A restored Civil War cannon is being tested using cannonballs of various mass and using various loads of gunpowder. In one test, the cannon fires a cannonball at a speed of 107 m/s in a direction which is 48 degrees Up from East. The cannonball is intended to land on a mesa which is to the east of the cannon.
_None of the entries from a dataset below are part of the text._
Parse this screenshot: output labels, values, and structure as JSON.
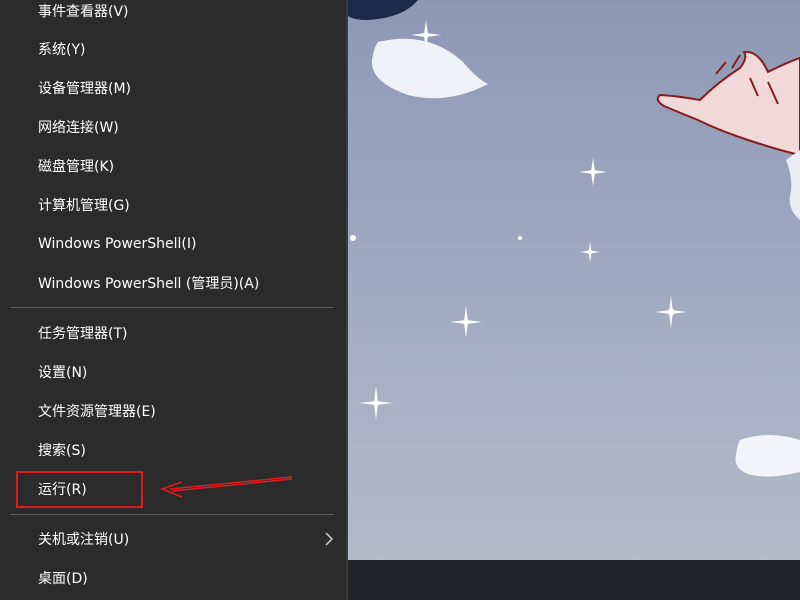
{
  "context_menu": {
    "items": [
      {
        "id": "event-viewer",
        "label": "事件查看器(V)"
      },
      {
        "id": "system",
        "label": "系统(Y)"
      },
      {
        "id": "device-manager",
        "label": "设备管理器(M)"
      },
      {
        "id": "network-connections",
        "label": "网络连接(W)"
      },
      {
        "id": "disk-management",
        "label": "磁盘管理(K)"
      },
      {
        "id": "computer-management",
        "label": "计算机管理(G)"
      },
      {
        "id": "powershell",
        "label": "Windows PowerShell(I)"
      },
      {
        "id": "powershell-admin",
        "label": "Windows PowerShell (管理员)(A)"
      },
      {
        "id": "task-manager",
        "label": "任务管理器(T)"
      },
      {
        "id": "settings",
        "label": "设置(N)"
      },
      {
        "id": "file-explorer",
        "label": "文件资源管理器(E)"
      },
      {
        "id": "search",
        "label": "搜索(S)"
      },
      {
        "id": "run",
        "label": "运行(R)"
      },
      {
        "id": "shutdown",
        "label": "关机或注销(U)",
        "has_submenu": true
      },
      {
        "id": "desktop",
        "label": "桌面(D)"
      }
    ]
  },
  "annotation": {
    "highlighted_item": "运行(R)",
    "color": "#e01b1b"
  },
  "colors": {
    "menu_bg": "#2b2b2b",
    "menu_text": "#ffffff",
    "separator": "#5a5a5a",
    "wallpaper": "#9aa5bd",
    "taskbar": "#22252c"
  }
}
The near edge of the mesa is a vertical cliff which is 153 meters high; the base of the cliff is 186 meters to the east of the cannon.
In answering the questions below, use an xy coordinate system with East as the positive x direction and Up as the positive y direction.
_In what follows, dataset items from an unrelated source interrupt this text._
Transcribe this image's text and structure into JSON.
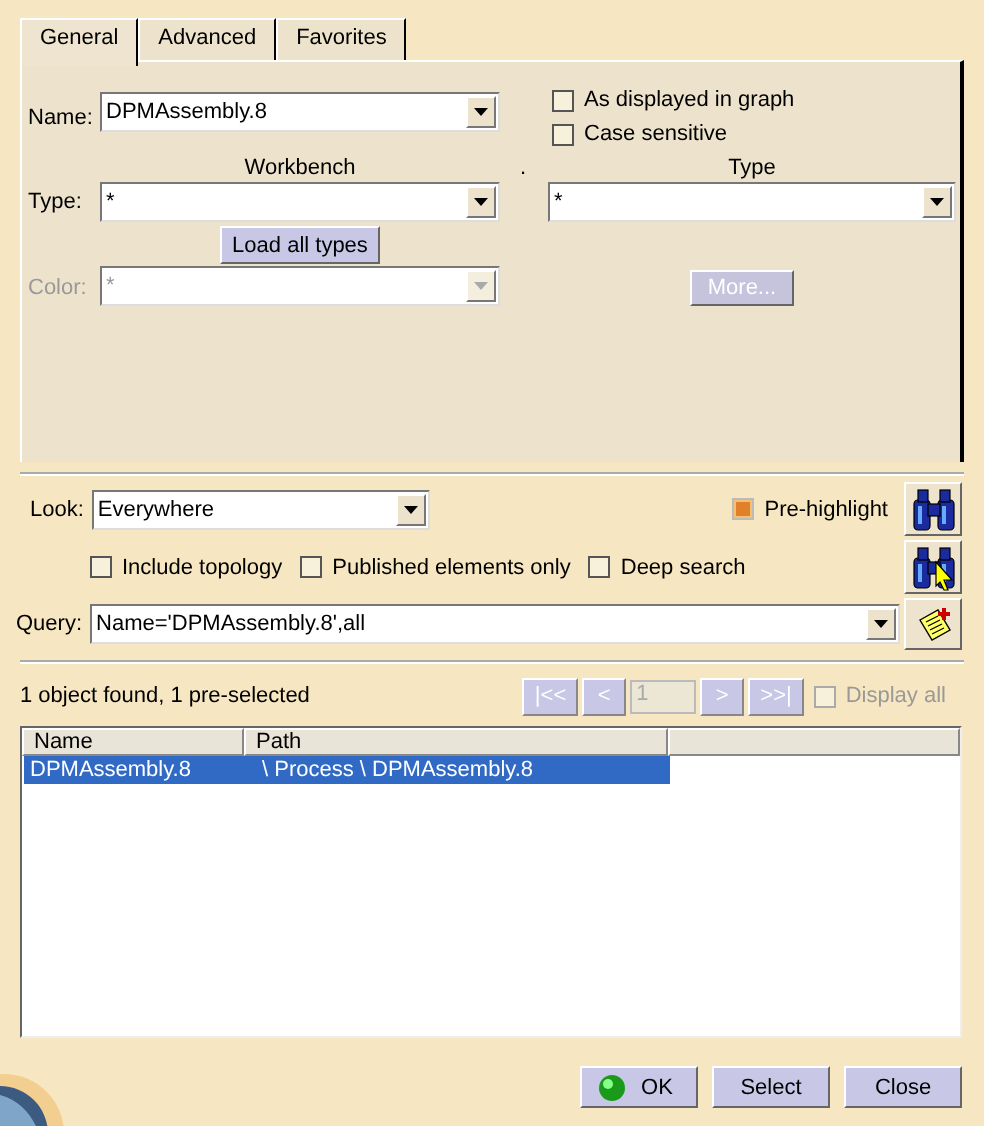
{
  "tabs": [
    {
      "label": "General",
      "selected": true
    },
    {
      "label": "Advanced",
      "selected": false
    },
    {
      "label": "Favorites",
      "selected": false
    }
  ],
  "filter": {
    "name_label": "Name:",
    "name_value": "DPMAssembly.8",
    "checks": [
      {
        "label": "As displayed in graph",
        "checked": false
      },
      {
        "label": "Case sensitive",
        "checked": false
      }
    ],
    "workbench_header": "Workbench",
    "separator": ".",
    "type_header": "Type",
    "type_label": "Type:",
    "workbench_value": "*",
    "type_value": "*",
    "load_button": "Load all types",
    "color": {
      "label": "Color:",
      "value": "*",
      "disabled": true
    },
    "more_button": {
      "label": "More...",
      "disabled": true
    }
  },
  "look": {
    "label": "Look:",
    "value": "Everywhere"
  },
  "pre_highlight": {
    "label": "Pre-highlight",
    "checked": true
  },
  "options": [
    {
      "label": "Include topology",
      "checked": false
    },
    {
      "label": "Published elements only",
      "checked": false
    },
    {
      "label": "Deep search",
      "checked": false
    }
  ],
  "query": {
    "label": "Query:",
    "value": "Name='DPMAssembly.8',all"
  },
  "status": "1 object found, 1 pre-selected",
  "pager": {
    "buttons": [
      {
        "label": "|<<",
        "disabled": true
      },
      {
        "label": "<",
        "disabled": true
      }
    ],
    "page": "1",
    "buttons_after": [
      {
        "label": ">",
        "disabled": true
      },
      {
        "label": ">>|",
        "disabled": true
      }
    ],
    "display_all": {
      "label": "Display all",
      "checked": false,
      "disabled": true
    }
  },
  "table": {
    "columns": [
      "Name",
      "Path"
    ],
    "rows": [
      {
        "cells": [
          "DPMAssembly.8",
          "\\ Process \\ DPMAssembly.8"
        ],
        "selected": true
      }
    ]
  },
  "buttons": [
    {
      "label": "OK",
      "kind": "ok"
    },
    {
      "label": "Select",
      "kind": "plain"
    },
    {
      "label": "Close",
      "kind": "plain"
    }
  ]
}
(g) Use the definition of angular momentum, in three dimensions, along with your equations for the position of the cannonball (as measured from the base of the cliff) and the velocity of the cannonball, to find an equation for the angular momentum of the cannonball as a function of time, as measured with respect to the point at the base of the cliff. Use that equation to determine the angular momentum of the cannonball at the following times. Because your position and velocity vectors are all in the xy plane, your angular momentum vectors will always be purely in the positive or negative z directions. Take South as the positive z direction, and indicate the direction of angular momentum by the appropriate algebraic sign. Mass of cannonball 5.5kg
Determine the z component of angular momentum for the following times:
At t = 2.0 s, Lz = ________ kg * m2/s
Answers to previous questions
At t = 2.0 s, x = 143.19 m and y = 139.43 m
At t = 4.0 s, x = 286.39 m and y = 239.67 m
At t = 6.0 s, x = 429.58 m and y = 300.7 m
At t = 2.0 s, vy = 59.92 m/s.
At t = 4.0 s, vy = 40.32 m/s.
At t = 6.0 s, vy = 20.72 m/s.
When passing over the cliff edge, vy = 54.14 m/s.
Just before crashing into the ground, vy = -57.88 m/s.
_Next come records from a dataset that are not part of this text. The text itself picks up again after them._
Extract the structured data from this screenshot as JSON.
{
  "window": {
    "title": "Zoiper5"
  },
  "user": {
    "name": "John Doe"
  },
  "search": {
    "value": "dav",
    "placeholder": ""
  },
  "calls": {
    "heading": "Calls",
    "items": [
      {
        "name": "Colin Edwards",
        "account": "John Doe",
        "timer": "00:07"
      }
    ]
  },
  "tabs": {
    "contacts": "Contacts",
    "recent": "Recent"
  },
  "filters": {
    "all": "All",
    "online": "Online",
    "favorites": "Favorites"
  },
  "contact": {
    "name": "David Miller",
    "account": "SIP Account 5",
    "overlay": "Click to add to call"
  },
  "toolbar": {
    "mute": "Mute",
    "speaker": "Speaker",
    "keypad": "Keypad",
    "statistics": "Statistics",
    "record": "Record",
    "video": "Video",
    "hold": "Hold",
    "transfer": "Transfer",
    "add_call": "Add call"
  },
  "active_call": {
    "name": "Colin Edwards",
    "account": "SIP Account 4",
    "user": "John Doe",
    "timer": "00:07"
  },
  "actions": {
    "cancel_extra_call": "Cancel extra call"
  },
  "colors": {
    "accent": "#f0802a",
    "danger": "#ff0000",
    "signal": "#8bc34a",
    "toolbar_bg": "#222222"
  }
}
X position w.r.t the base of cliff
At t = 2.0 s, xC =-42.81 m
At t = 4.0 s, xC = 100.39 m
At t = 6.0 s, xC =243.58 m
Just before crashing into the ground, xC = 817.79 m
L = r x p
L = rmvsinθ
The Attempt at a Solution
My attempt was to use pythagoras to find r vector from base of cliff to the cannonball at t = 2 s
sqrt(139.432+(-42.81)2) = 145.85m
Then I needed an angle between the position and and origin so at t = 2s
arcttan(139.43/42.81) = 72.93°
I also need a velocity so I used pythagoras once again to get actual velocity at t = 2 s
then plug everything into equation r X p
L = 145.85m(5.5kg)(93.36m/s)sin(72.93°0
= 71596.533 kg*m2/s
The vector should be negative by RHR.
I believe I may be looking at the wrong angle, any kind of guidance would be appreciated.